Want to buy a satellite connection? Brace yourself, and bring aspirin:

  • What speed do you need? 2 Mbps, 3 Mpbs 5 Mpbs … pick your flavor. You get to pick two flavors – upload and download speeds – each with a different price tag of course
  • Do you need a speed guarantee”? Sure, pay a premium for a Committed Information Rate (CIR)
  • Do you need to encrypt communication? Extra Cost
  • Where do you need communication? Was it over the Red Sea, over the Atlantic, globally? Different zone, different price.
  • Yes, but do you need to communicate from the point of departure to the area where you are paying for the service communication? Extra Cost
  • Oh, you wanted a Service Level Agreement? Uptime and support tiers, each with its own dollar figure.
  • How long did you need satellite communication for? Discounts for multi-year deals. Sky-high “flexibility fees” for monthly terms.
  • OK, now let’s talk about the Antenna: …
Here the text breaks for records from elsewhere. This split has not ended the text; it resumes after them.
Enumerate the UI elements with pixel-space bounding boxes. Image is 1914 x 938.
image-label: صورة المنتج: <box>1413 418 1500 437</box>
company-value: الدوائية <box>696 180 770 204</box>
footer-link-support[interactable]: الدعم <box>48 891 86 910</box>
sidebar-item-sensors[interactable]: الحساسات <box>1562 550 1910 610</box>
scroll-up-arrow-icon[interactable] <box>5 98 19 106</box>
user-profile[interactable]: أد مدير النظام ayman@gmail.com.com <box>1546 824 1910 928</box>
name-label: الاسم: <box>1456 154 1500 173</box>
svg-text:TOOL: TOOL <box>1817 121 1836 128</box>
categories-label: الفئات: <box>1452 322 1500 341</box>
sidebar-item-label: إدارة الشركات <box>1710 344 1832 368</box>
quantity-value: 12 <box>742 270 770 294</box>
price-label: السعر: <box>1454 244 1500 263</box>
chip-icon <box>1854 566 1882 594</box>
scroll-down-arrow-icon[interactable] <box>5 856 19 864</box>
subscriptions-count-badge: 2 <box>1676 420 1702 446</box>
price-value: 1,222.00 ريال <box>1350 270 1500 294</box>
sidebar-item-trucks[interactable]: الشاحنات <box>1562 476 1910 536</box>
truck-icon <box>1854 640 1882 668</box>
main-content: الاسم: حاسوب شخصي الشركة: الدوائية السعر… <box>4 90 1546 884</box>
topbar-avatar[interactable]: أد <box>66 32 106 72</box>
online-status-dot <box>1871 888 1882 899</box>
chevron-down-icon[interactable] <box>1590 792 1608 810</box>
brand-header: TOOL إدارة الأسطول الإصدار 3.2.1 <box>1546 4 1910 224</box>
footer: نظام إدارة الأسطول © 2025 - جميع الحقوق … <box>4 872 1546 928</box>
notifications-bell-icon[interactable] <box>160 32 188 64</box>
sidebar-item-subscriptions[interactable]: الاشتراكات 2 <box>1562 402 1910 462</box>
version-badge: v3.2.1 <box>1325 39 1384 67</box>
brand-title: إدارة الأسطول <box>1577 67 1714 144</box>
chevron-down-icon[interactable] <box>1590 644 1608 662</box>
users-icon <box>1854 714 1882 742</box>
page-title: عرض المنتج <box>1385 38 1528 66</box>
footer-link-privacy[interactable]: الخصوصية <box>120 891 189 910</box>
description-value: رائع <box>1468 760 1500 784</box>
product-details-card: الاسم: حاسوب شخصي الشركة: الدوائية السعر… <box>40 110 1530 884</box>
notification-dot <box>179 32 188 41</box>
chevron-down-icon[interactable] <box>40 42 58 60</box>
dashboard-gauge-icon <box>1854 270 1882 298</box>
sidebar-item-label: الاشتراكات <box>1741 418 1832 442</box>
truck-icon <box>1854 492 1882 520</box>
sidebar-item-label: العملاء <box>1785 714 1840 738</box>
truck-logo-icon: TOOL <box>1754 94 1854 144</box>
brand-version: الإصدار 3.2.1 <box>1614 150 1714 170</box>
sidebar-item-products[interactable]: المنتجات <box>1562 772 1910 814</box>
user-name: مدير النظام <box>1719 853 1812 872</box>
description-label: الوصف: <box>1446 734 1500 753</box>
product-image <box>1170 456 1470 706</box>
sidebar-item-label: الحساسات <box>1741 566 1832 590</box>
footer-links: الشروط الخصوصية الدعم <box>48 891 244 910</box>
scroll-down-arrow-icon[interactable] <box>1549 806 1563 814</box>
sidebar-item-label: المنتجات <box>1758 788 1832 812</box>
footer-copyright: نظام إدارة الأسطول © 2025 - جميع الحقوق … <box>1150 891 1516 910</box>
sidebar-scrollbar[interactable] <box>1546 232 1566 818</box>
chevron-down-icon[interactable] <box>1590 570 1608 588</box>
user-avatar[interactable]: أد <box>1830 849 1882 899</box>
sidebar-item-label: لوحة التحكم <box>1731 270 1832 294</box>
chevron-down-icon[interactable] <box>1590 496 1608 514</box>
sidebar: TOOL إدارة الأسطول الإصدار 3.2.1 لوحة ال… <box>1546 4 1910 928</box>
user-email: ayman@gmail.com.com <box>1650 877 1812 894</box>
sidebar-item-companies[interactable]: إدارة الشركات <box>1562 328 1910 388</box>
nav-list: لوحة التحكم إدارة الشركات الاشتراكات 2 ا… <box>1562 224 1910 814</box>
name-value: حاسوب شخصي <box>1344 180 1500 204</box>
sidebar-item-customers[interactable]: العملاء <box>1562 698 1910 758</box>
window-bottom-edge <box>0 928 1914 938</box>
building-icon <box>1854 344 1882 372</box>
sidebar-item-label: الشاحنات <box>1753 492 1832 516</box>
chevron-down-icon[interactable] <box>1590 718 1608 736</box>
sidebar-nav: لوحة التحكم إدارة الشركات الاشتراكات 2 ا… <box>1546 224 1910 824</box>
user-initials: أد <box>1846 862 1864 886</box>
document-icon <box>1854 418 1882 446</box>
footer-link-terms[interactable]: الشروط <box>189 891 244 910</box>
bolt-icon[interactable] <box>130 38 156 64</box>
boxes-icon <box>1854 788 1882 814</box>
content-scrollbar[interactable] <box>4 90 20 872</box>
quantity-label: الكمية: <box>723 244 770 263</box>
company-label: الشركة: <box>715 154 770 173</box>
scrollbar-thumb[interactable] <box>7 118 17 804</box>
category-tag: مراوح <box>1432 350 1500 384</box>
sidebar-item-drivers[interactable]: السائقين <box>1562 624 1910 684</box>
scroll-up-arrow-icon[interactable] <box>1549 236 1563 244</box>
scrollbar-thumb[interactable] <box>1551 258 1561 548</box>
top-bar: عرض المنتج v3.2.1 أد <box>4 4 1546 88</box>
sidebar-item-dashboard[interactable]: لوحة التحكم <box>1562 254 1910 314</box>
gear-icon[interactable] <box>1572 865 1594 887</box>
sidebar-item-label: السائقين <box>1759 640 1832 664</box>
Then came Starlink. Everything incumbents believe is needed to price for service was thrown out. Starlink sells satellite communication services like a consumer mobile plan. Their pricing is so simple and transparent, it’s almost jarring. 

  • Pay a flat monthly fee for a 50 Gb data allowance, or go unlimited.
  • Bandwidth? Best efforts
  • Coverage? Where there’s coverage
  • Support? Best efforts – although they are beginning to offer a Premium SLA, it appears
  • Antenna? choice of one or two

Starlink’s message is clear: if buyers can’t understand your pricing in 30 seconds, you’re doing it wrong.

And the Winner Is…

Here’s what’s happening in satellite communication: Incumbents are losing market share. Customers are moving to Starlink for simple satellite communication needs. Incumbents are retreating to serve complex needs that Starlink can’t serve.

Satellite communication incumbents who maximized revenue through price discrimination are forced to rethink how they price, and are losing margin in the process. Their hand has been forced by an upstart entrant.

The Lesson – Rethink Pricing: Clarity Over Complexity

Pricing complexity is not clever. A sprawling matrix of options breeds hesitation. It kills deal momentum. 

Pricing discrimination breeds suspicion. It gets in the way of building trust.

The Starlink effect is real. Transparent pricing inspires trust, and trust closes deals. Offering simpler, more transparent pricing than the rest of your industry isn’t risky. It’s your edge.

Want to grow? Kill pricing complexity. Share your structure openly. Earn trust before the first sales call.

You think your industry is different? 

Your buyers only accept pricing discrimination, require extensive customization, and accept complex deals, until they don’t have to. That happens once a market participant consumerizes pricing in your industry. Someone who doesn’t have anything to lose: a new entrant, a tier 2 provider out to have your lunch.

I’d love to hear how you’ve simplified your pricing. Your war stories matter more than any pricing textbook.